Familiares y amigos han despedido a Joan de Sagarra a ritmo de 'rumba'. El funeral, celebrado esta mañana en el tanatorio Sancho de Ávila de Barcelona, ha sido un homenaje a la independencia y calidad literaria de su periodismo.
Sagarra falleció la noche del pasado día 9 en un centro sociosanitario mientras dormía. Tenía 87 años. Durante la ceremonia, de marcado carácter laico y reivindicativo del mejor periodismo, su nieta Agomar recordó todo lo que le había enseñado, los libros leídos y las películas que vieron juntos, además de la banda sonora francesa que amenizó su convivencia durante más de cuatro años.
“Si algo me deja mi abuelo son ganas de vivir”, dijo Agomar, de 24 años. Ganas, por ejemplo, de ir a Nápoles, ciudad que no ha visitado pero que ya conoce gracias a él. “Cuando vaya me tomaré un negroni y buscaré las claves del Gatopardo, como él me enseñó”, dijo.
Al funeral no asistió ninguna autoridad pública. A pesar de que Sagarra había sido el impulsor del Festival Grec, acompañó el nacimiento del Teatre Lliure y fue premio de periodismo Ciutat de Barcelona, premio nacional de periodismo de Catalunya y medalla de oro al mérito cultural del Ayuntamiento de Barcelona, al tanatorio no llegó ninguna corona de flores ni ningún representante de estas instituciones. El Teatre Nacional de Catalunya sí que envió una corona.
Montse Porta, dueña de la libreía Jaimes especializada en literatura francesa, recordó cómo a Sagarra no se le podía recomendar nada, pero que, conociendo sus gustos, se podían dejar libros dispuestos al azar en los mostradores para que los cogiera él mismo. “Solía venir los sábados por la mañana y siempre se llevaba lo que había seleccionado para él”, dijo.
Eugeni Madueño, el periodista que le propuso escribir en La Vanguardia cuando dejó El País, recordó cómo se reunían los miércoles para almorzar en Casa Leopoldo, un afamado restaurante del Raval, que hoy no vive ni siquiera del recuerdo de lo que fue.
Madueño reivindicó el periodismo de calle y proximidad que ejercitaba Sagarra, aquel tan cercano al lector y al ciudadano que “los diarios ya no hacen porque no pueden pagar a los periodistas para que pisen la calle”.
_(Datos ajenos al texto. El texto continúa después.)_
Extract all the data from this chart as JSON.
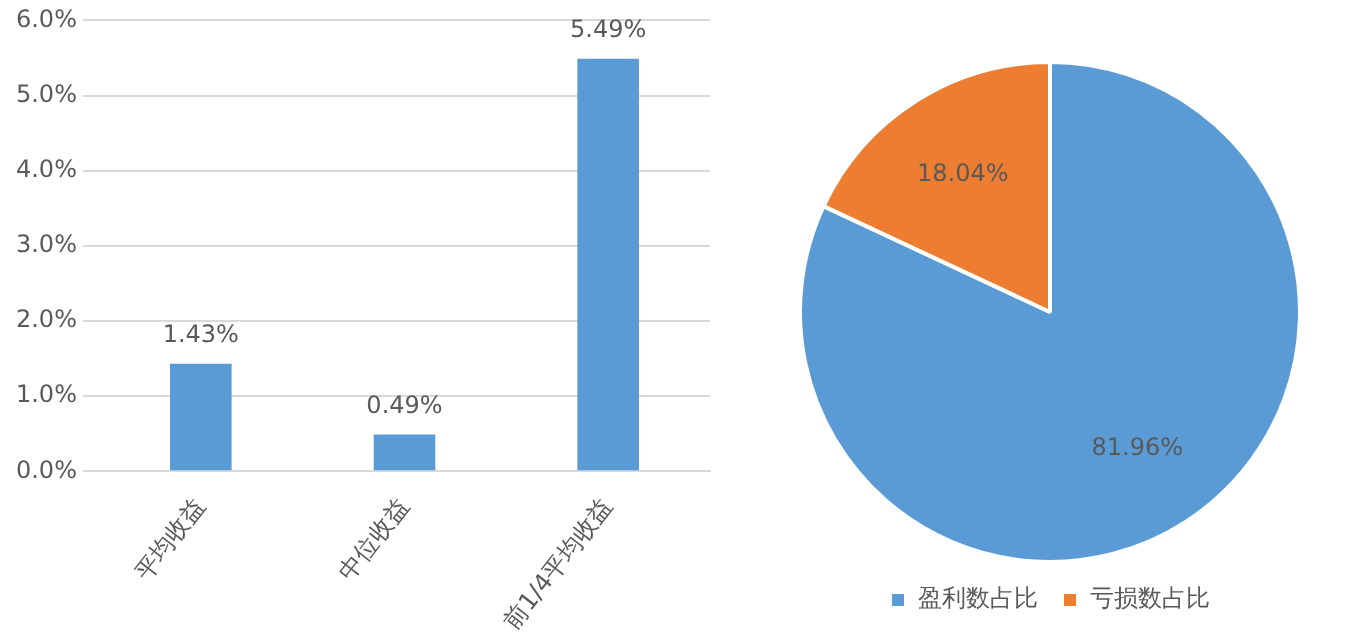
{
  "chart_data": [
    {
      "type": "bar",
      "categories": [
        "平均收益",
        "中位收益",
        "前1/4平均收益"
      ],
      "values": [
        1.43,
        0.49,
        5.49
      ],
      "color": "#5b9bd5",
      "value_labels": [
        "1.43%",
        "0.49%",
        "5.49%"
      ],
      "ylim": [
        0,
        6
      ],
      "yticks": [
        {
          "value": 0,
          "label": "0.0%"
        },
        {
          "value": 1,
          "label": "1.0%"
        },
        {
          "value": 2,
          "label": "2.0%"
        },
        {
          "value": 3,
          "label": "3.0%"
        },
        {
          "value": 4,
          "label": "4.0%"
        },
        {
          "value": 5,
          "label": "5.0%"
        },
        {
          "value": 6,
          "label": "6.0%"
        }
      ],
      "grid": "y",
      "legend": false
    },
    {
      "type": "pie",
      "categories": [
        "盈利数占比",
        "亏损数占比"
      ],
      "values": [
        81.96,
        18.04
      ],
      "colors": [
        "#5b9bd5",
        "#ed7d31"
      ],
      "value_labels": [
        "81.96%",
        "18.04%"
      ],
      "legend": "bottom"
    }
  ]
}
El gran valor literario de las crónicas de Sagarra, dijo Madueño, pertenecen a una época pasada, sepultada por un periodismo que, según su opinión, hoy prima el entretenimiento por encima de la calidad de las informaciones.
La maestría de Sagarra está concentrada en sus rumbas, artículos cortos y muy vivos, escritos a contracorriente, con humor, ironía y ciertas dosis de cinismo. Víctor-M. Amela y Xavier Mas de Xaxàs leyeron un par.
En Can kistch -la que leyó Amela-, Sagarra llega a la médula del carácter catalán repasando las postales que se exhiben en un estanco al que he entrado a comprar un paquete de Celtas con filtro. Estas postales las acaba comparando con las canciones de Joan Manuel Serrat, “una natura para gentes de pisito, de piset, un piset de renta limitada, con una terracita en la que el palmón se inclina católicamente frente a la farigola, el lirio de san Antonio o la bombona de butano”.
Mas de Xaxàs leyó la rumba que Sagarra dedicó al Jazz-Colón, una disco en la parte baja de la Rambla donde, en 1968, “se destilaba una bestialidad químicamente pura”. Allí, los gitanos de Montjuïc se mezclaban con planchistas, dependientas de grandes almacenes y “una niña que estudia taquigrafía y se pirra por ir a Formentera”. En la pista del Colón aparece hasta Teresa Serrat, el personaje que creó Juan Marsé, “siempre emperrada en almorzar gato por liebre”.
La dicotomía entre las Barcelonas alta y baja, Sagarra la resuelve con el sentido del tráfico en la calle Tuset: “La dirección única de la calle Tuset debería colocarse en sentido contrario, es decir, hacia el mar, a la búsqueda de esa Barcelona de la mentira barata y tal vez por eso, por mentirosa y barata, más auténtica”.
Si al principio del funeral sonó La Paloma -la habanera que el propio Sagarra cantó de memoria pocos días antes de morir- y luego se pudo escuchar a Ovidi Montllor cantando Vinyes verdes, el broche final fue para la mítica Et maintenant, de Gilbert Bécaud, canción que termina con una confesión que es como un epitafio: “En el momento del adiós, realmente no me queda nada por hacer”.